Many of George’s stories are hard facts with all or most details certain. With some other stories, the only sure fact is that this is the story as told by the donor. George tries to substantiate these claims and memories through research. With some artifacts, the story is a mystery and George is working on it, such as the richly carved and tooled organ with a placard that reads: “Do you recognize this organ? It is said to have come from a black church in Polk County but we don’t know which one.”

One story with hard facts is that of actor William Gillette. Through more than 1,300 stage performances as Sherlock Holmes and the silent movie that introduced Doyle’s detective to the screen, Gillette established the image of deerstalker cap and curved pipe. The museum displays artifacts from his Tryon estate and house that was started in 1891. Under glass are the slippers and curved pipe from his final road tour in 1930. As to the “why” of the pipe… the story is that a straight pipe bounced in front of the actor’s face as he spoke. With a curved pipe, the audience could more clearly see his expression.

George also has an in depth story about the Permanent Wave Machine from a Green Creek beauty parlor. Patented in 1928 by Marjorie Joyner, George has rewired and restored it to working condition. He is still waiting for a test-run volunteer and will probably wait a while longer given the 1942 customer quote on display: “I looked as if I had put my finger in an electrical socket.”

A story woven of certainties, uncertainties, and plausible suppositions is how the first cannonball fired toward Fort Sumter landed in Columbus, N.C. Multiple sources report that the first Confederate shot on April 12, 1861 was from a 10-inch mortar and the shell never landed but exploded high above the Fort. It signaled the barrage from 43 cannons and mortars— 47 according to another record. Obviously, uncertainties are rife even in minutely studied events. In every report, however, Captain Abner Doubleday fired the first Union shot in response. Generations after Appomattox, Betty Doubleday Frost passed a family heirloom to a founder of the Polk County Historical Association. She said that she’d been told it was the first cannonball that hit Sumter. Her ancestor had retrieved and saved it for his posterity.
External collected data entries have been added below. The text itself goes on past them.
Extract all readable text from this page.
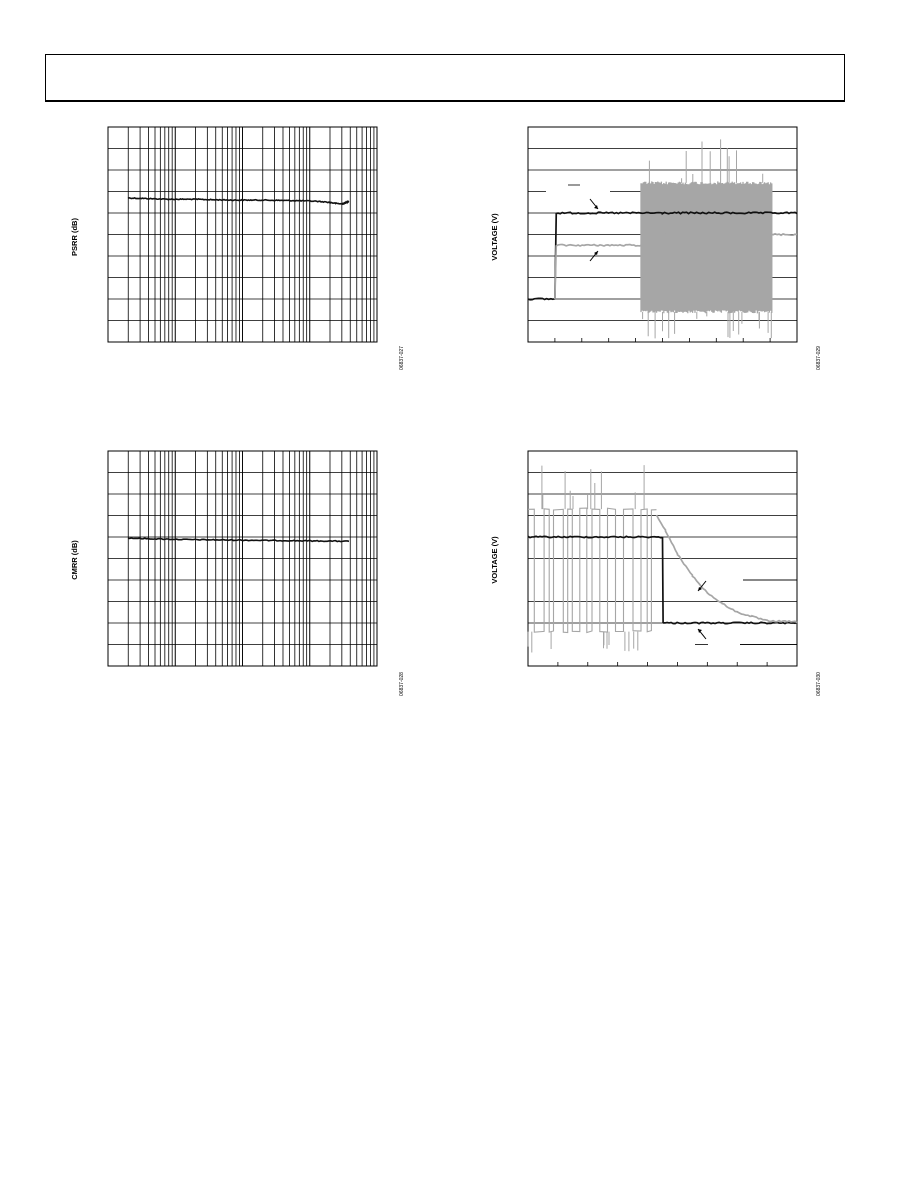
PSRR (dB)
06837-027
CMRR (dB)
06837-028
VOLTAGE (V)
06837-029
VOLTAGE (V)
06837-030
The museum at 60 Walker Street in Columbus is free. The entrance on the lower level is open Tuesday and Thursday, 10 a.m. – 1 p.m., or Saturday, 10 a.m. – 4 p.m. George may not be there to personally tell you the mystery of the steamer trunk labeled George M. Cohen or to impart a chuckle as to why there’s a gift certificate for ice cream locked in an old safe. He may be off calling Sargent & Greenleaf asking why their lock was patented, but someone will be there to answer questions and share the enthusiasm for the history and heritage of where we live.